Hamid: Many of my poems deal with desire in some form or the other, whether it is erotic desire or desire for freedom. I believe that poetry begins from an abstract idea / feeling / emotion and the poet has to concretize this in order to evoke an emotional response in the reader. That is why I have always tried to use concrete imagery in my poetry. Desire springs from ‘the dark regions of the mind’, the forbidden pleasures, fantasies and it invariably comes into conflict with the monster of respectability, the expectations of society, its morality, double standards. But desire has to be recognized, expressed and realized, to whatever extent possible. Regarding desire for the spiritual, I did give it a try, based on several concepts and techniques floated by religions, but success eluded me and I always returned to erotic desire, albeit in a more refined form, a kind of sadhana, surrender, ‘Zen-like’. This has been my path of the sublimation of desire.
Arora: What is the role of intuition in your poetry?
Hamid: I don’t believe in the ‘divine’ origin of poetry.

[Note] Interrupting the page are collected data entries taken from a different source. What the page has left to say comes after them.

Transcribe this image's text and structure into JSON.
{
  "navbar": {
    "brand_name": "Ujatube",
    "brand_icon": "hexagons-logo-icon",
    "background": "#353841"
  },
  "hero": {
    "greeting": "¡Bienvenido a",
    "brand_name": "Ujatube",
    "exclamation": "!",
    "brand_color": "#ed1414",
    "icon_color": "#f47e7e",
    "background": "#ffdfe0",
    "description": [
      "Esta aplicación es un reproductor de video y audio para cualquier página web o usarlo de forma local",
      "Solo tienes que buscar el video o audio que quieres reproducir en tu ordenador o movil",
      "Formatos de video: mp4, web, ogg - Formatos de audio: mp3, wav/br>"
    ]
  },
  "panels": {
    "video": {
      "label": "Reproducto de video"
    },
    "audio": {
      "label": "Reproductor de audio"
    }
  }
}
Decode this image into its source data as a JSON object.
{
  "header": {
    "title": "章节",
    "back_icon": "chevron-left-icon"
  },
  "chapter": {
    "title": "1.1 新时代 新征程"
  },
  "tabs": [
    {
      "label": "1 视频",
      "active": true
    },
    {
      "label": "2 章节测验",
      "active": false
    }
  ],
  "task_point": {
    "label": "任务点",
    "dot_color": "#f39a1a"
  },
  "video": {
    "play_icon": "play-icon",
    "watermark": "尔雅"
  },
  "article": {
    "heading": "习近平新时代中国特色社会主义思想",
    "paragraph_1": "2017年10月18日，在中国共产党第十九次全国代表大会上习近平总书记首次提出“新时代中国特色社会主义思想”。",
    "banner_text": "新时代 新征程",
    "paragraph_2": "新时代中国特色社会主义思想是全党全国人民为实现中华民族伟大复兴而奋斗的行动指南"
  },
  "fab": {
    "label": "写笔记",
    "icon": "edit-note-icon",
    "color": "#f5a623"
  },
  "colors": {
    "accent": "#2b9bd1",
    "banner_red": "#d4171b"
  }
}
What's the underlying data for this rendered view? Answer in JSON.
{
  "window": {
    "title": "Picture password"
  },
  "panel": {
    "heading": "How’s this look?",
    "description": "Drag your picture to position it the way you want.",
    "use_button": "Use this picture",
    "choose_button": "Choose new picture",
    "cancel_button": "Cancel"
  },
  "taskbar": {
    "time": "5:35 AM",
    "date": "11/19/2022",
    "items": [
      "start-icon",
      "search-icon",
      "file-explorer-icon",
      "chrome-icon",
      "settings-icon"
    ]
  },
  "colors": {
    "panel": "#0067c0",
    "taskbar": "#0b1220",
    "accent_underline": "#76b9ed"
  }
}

Poetry comes from deep within, sometimes suddenly, like Joyce’s epiphany, or as they say in Urdu, Aamad. In that sense it can be called intuitive.

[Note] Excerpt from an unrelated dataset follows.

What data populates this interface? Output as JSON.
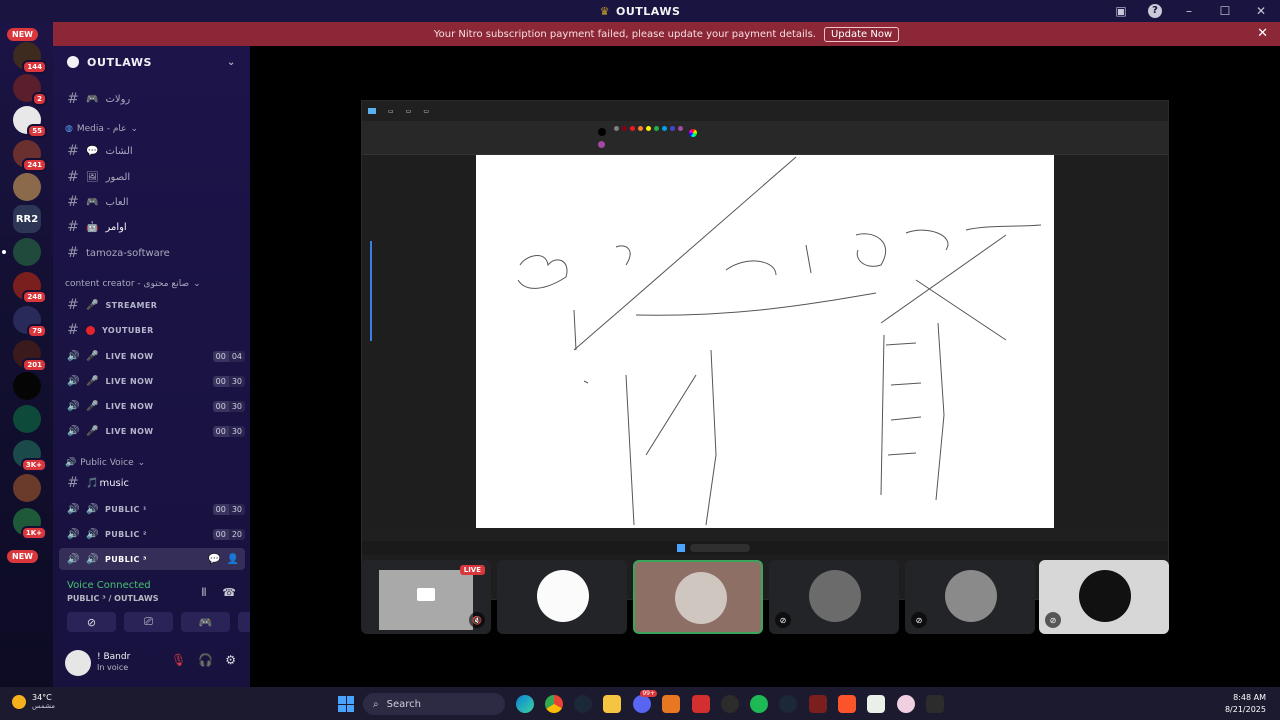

Arora: How do you connect ‘Wine and woman’ with desire?
Hamid: Wine enlivens conversation, helps in shedding pretences and inhibitions; and, obviously, there cannot be desire in a man without a woman and vice versa.
Arora: How far is insensitivity of people responsible for the present scenario, dotted with dirty politics in the name of caste, class and religion? How can a poet contribute in the present time?

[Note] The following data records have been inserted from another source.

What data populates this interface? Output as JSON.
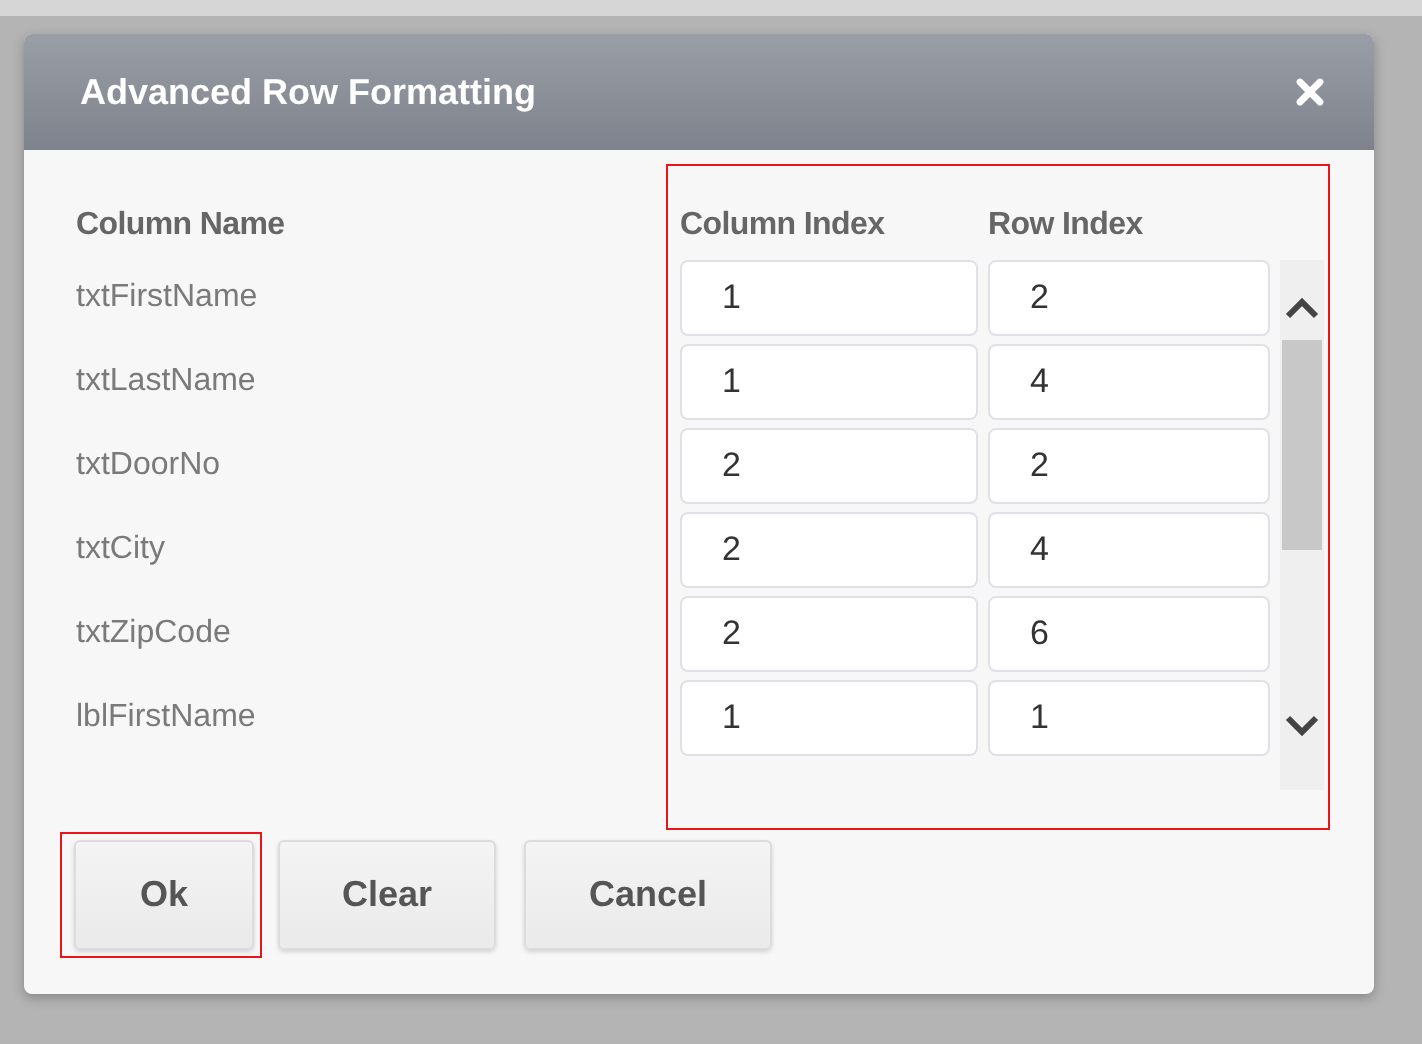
{
  "dialog": {
    "title": "Advanced Row Formatting"
  },
  "table": {
    "columns": [
      "Column Name",
      "Column Index",
      "Row Index"
    ],
    "rows": [
      {
        "name": "txtFirstName",
        "column_index": "1",
        "row_index": "2"
      },
      {
        "name": "txtLastName",
        "column_index": "1",
        "row_index": "4"
      },
      {
        "name": "txtDoorNo",
        "column_index": "2",
        "row_index": "2"
      },
      {
        "name": "txtCity",
        "column_index": "2",
        "row_index": "4"
      },
      {
        "name": "txtZipCode",
        "column_index": "2",
        "row_index": "6"
      },
      {
        "name": "lblFirstName",
        "column_index": "1",
        "row_index": "1"
      }
    ]
  },
  "buttons": [
    "Ok",
    "Clear",
    "Cancel"
  ]
}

Hamid: Gone are the days of great leaders like Nehru and Vajpayee. Political discourse has reached an all-time low. People are being divided more and more on the basis of caste and religion. Sycophancy reigns supreme, and has unfortunately crept into the social media too. These days, there are either Modi-bhakts or Sonia / Rahul-bhakts, and they become rather nasty during any political debate. Nobody talks of the basic issues confronting the nation. A poet sings of human sympathy, universal brotherhood, freedom and love. Poetry, or art for that matter, is a humanizing force, which brings love, joy and beauty into life; this is its contribution.
Arora: What is your dream? Do you dream for a world where there should be love and peace and where people should follow the democratic values?
Hamid: I don’t nurture Utopian dreams, but I certainly cherish democratic values, individual freedom and love.
Arora: In this materialistic world, fiction has dominated poetry. It is said that poetry does not pay. How do you see the future of poetry?
Hamid: Poetry has been there since times immemorial and it shall always remain. All the scriptures are in poetry; those who believe in the divine origin of poetry cite this as their testimony. But divine or human, poetry gives the most refined aesthetic pleasure and it touches us deeply as well as philosophically. It is, to echo Wordsworth, ‘the breath and finer spirit of all knowledge,’ and ‘as immortal as the heart of man.’
Arora: Life is a riddle. Would you please share any message with the readers of Creation and Criticism?
Hamid: It is easier to be sincere, but very difficult to be authentic. Poetry and art are attempts towards authenticity, the throwing away of masks, the expression of freedom and love. One’s goal must be to strive towards greater and greater authenticity.
Arora: Thank you very much for sharing your experiences as a poet.
Hamid: Welcome. My warm wishes to the team of Creation and Criticism along with its viewers.
Sudhir K. Arora (b.1968) teaches English at Maharaja Harishchandra P. G. College, Moradabad affiliated to M. J. P. Rohilkhand University, Bareilly. He has several significant publications to his credit including Aravind Adiga’s The White Tiger: A Freakish Booker and Cultural and Philosophical Reflections in Indian Poetry in English in Five Volumes.